When Liam Morrison, a seventh-grader in Middleborough, showed up at Nichols Middle School last March wearing a T-shirt bearing the message “There Are Only Two Genders,” he was ordered by the principal to take it off. He politely refused, so the principal suspended him from class for the rest of the day. He subsequently came to school wearing the T-shirt with the word “Censored” taped over the original message, so that it read: “There Are [Censored] Genders.” The principal, impervious to irony, told him that was banned too. He was allowed to return to class only after putting on a different shirt.
Morrison knew, of course, that the message on his shirt contradicted a view promoted at Nichols Middle School, where students are encouraged in June to “wear your Pride gear to celebrate Pride Month” and there is an active Gay-Straight Alliance club. What he may not have known is that by wearing something to express a view frowned on at his school, he was exercising a right for which another middle school student waged a famous fight half a century ago.
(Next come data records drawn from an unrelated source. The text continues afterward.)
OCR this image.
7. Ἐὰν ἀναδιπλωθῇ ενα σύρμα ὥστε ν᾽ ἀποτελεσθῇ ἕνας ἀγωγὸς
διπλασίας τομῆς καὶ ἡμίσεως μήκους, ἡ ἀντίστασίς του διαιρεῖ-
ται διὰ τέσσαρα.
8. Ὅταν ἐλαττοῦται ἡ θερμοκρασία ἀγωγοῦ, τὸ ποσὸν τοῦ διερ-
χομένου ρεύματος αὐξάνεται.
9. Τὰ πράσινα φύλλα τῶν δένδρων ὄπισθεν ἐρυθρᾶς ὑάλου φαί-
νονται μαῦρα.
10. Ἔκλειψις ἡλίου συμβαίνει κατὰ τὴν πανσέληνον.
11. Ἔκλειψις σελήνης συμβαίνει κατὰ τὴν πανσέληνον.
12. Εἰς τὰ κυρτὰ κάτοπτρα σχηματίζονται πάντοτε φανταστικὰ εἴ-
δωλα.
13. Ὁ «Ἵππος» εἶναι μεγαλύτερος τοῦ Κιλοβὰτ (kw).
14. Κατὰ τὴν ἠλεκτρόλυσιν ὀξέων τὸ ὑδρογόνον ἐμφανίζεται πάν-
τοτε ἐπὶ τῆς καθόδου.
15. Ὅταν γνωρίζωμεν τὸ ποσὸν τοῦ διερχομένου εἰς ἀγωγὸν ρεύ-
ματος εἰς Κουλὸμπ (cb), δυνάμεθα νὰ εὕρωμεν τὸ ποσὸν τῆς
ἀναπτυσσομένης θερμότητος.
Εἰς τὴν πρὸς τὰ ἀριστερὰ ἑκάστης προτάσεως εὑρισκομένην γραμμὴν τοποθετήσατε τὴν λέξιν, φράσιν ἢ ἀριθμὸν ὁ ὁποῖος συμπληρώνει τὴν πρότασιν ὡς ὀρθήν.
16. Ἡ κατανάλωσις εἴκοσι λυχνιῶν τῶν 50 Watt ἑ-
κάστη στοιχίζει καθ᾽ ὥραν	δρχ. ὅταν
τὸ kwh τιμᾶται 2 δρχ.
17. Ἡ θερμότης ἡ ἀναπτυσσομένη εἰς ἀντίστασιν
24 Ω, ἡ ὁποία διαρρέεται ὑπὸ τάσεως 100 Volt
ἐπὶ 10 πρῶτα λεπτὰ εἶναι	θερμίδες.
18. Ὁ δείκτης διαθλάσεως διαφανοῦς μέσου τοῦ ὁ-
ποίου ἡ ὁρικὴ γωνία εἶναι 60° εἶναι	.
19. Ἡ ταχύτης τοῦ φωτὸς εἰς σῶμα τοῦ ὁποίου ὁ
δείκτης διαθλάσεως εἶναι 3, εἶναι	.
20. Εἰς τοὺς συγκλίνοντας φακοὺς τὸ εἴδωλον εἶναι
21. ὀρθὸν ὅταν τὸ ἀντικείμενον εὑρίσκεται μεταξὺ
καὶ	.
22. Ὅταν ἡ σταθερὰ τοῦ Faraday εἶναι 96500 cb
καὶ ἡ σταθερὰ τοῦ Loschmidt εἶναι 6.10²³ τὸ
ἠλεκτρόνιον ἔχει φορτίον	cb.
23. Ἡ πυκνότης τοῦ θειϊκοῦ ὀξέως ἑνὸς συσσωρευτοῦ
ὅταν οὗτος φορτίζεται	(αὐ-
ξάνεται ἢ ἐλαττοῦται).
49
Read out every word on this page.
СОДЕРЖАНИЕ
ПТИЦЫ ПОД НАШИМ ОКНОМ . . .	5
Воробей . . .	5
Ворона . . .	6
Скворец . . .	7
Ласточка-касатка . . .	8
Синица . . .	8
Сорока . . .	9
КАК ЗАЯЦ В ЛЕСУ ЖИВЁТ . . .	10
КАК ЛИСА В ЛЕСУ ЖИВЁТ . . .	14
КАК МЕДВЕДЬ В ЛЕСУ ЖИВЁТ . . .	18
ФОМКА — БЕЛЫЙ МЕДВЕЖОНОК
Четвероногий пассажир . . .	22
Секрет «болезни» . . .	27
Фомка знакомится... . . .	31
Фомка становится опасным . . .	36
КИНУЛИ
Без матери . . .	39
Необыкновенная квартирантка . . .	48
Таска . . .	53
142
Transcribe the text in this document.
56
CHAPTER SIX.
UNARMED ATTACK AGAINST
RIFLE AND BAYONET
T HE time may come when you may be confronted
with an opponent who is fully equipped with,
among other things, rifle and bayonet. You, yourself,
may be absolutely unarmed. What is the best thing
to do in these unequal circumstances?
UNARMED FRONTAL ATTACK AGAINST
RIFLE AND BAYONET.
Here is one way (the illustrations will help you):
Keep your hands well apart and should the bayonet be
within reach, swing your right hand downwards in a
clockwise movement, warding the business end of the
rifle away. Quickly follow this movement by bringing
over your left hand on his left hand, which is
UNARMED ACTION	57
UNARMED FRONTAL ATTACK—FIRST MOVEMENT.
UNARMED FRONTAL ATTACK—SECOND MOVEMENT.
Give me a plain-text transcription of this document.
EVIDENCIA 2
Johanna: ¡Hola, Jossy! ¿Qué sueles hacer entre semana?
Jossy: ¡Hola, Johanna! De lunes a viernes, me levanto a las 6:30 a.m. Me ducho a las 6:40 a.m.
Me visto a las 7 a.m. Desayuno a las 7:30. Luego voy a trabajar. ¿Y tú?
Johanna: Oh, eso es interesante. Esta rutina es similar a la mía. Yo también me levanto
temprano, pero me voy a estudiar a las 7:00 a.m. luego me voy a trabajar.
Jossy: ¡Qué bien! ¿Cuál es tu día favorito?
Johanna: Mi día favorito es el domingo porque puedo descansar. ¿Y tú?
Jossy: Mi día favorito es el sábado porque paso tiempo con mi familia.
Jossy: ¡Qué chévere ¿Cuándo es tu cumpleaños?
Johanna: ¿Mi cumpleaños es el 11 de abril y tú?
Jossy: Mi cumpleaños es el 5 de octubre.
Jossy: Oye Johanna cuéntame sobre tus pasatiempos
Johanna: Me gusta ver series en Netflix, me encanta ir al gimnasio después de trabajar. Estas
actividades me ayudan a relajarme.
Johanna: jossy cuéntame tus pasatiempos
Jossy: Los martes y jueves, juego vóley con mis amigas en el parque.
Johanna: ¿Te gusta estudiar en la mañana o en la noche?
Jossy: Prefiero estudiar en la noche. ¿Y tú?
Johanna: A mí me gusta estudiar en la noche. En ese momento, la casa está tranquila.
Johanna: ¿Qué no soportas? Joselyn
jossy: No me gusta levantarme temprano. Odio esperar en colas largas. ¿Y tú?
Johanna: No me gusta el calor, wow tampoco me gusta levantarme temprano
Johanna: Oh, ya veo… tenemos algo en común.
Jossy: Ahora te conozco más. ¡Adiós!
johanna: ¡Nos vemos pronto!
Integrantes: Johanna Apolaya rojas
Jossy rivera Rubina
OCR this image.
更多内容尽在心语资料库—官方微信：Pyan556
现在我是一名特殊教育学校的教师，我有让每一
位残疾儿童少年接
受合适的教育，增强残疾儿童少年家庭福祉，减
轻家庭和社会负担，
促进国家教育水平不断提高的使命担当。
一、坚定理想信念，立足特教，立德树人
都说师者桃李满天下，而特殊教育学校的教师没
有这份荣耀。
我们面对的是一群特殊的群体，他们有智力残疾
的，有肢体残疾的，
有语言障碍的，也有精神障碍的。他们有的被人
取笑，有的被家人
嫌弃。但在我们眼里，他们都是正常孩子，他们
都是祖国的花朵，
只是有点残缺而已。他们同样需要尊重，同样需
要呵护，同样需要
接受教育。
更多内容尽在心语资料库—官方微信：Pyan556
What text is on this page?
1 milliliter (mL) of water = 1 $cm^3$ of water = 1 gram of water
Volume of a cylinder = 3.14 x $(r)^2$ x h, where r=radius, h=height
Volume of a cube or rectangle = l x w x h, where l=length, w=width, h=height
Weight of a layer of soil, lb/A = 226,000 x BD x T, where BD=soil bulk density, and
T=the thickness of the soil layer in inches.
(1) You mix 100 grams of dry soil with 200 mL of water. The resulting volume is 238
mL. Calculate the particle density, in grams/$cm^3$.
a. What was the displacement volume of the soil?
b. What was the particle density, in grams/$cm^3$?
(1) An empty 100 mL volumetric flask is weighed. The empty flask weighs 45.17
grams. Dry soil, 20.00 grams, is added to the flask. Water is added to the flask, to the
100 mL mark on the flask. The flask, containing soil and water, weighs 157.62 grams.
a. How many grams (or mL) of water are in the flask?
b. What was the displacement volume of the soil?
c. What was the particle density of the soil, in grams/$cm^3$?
In a landmark decision in 1969, the Supreme Court upheld the right of Mary Beth Tinker, a 13-year-old junior high student in Des Moines, to wear a black armband to class in protest against the Vietnam War. Tinker and some other students decided to wear such armbands after attending an antiwar rally. When school officials learned of their plans, they adopted a policy banning students from wearing armbands on pain of suspension. Tinker and the others defied the policy and were barred from class. With help from the Iowa Civil Liberties Union, the students filed a lawsuit, claiming that the school district had violated their First Amendment right to peacefully express their views.
The trial and appellate courts backed the school board. But when the case reached the Supreme Court the justices ruled decisively the other way. Neither students nor teachers “shed their constitutional rights to freedom of speech or expression at the schoolhouse gate,” wrote Justice Abe Fortas for the majority in Tinker v. Des Moines. The students who donned armbands had been wrongly punished “for a silent, passive expression of opinion, unaccompanied by any disorder or disturbance on [their] part,” the court held. The students had not interfered with school routine. They had not endangered “the rights of other students to be secure and to be let alone.” They had merely expressed a view not everyone shared.
The justices emphasized that the Des Moines schools had not disciplined students who wore other “symbols of political or controversial significance.” By prohibiting only an antiwar symbol, the schools plainly intended to suppress a particular viewpoint. That, the high court declared, “is not constitutionally permissible.”
Now it’s Morrison’s free speech that is at stake. As in Des Moines, the school prevailed at the district court level. Federal Judge Indira Talwani ruled in June that Middleborough officials were permitted to silence Morrison’s speech on the grounds that students who identify as transgender “have a right to attend school without being confronted by messages attacking their identities.”
But Morrison attacked no one, nor implied that anyone should be attacked. His first T-shirt merely conveyed his general view that gender is binary. His second T-shirt didn’t even do that — it noted only that his view on the subject had been censored.
Now Morrison has turned to the US Court of Appeals for the First Circuit in Boston. His plea is like that of Mary Beth Tinker in the 1960s: Under the Constitution, even a middle school student may peacefully express an opinion. He is asking the judges to reaffirm the principle that government officers may not stifle certain ideas merely because some people find them offensive.
In court filings, Middleborough’s lawyers argue that the school was entitled to suppress Morrison’s message out of concern that it could have led to “disruption.” Yet contrary messages are permitted. No discipline was imposed when a student came to class in a “He she they, it’s all okay” T-shirt. School administrators cannot have it both ways, allowing students to express the popular side of a debatable issue but silencing those who disagree because their opinion might provoke an angry reaction. The First Amendment does not bow to the heckler’s veto. The expression of a disfavored opinion “may start an argument or cause a disturbance,” the Supreme Court observed in Tinker, “but our Constitution says we must take this risk.”
The bottom line is clear. Liam Morrison’s school doesn’t have to agree with his opinion. But it cannot punish him for expressing it.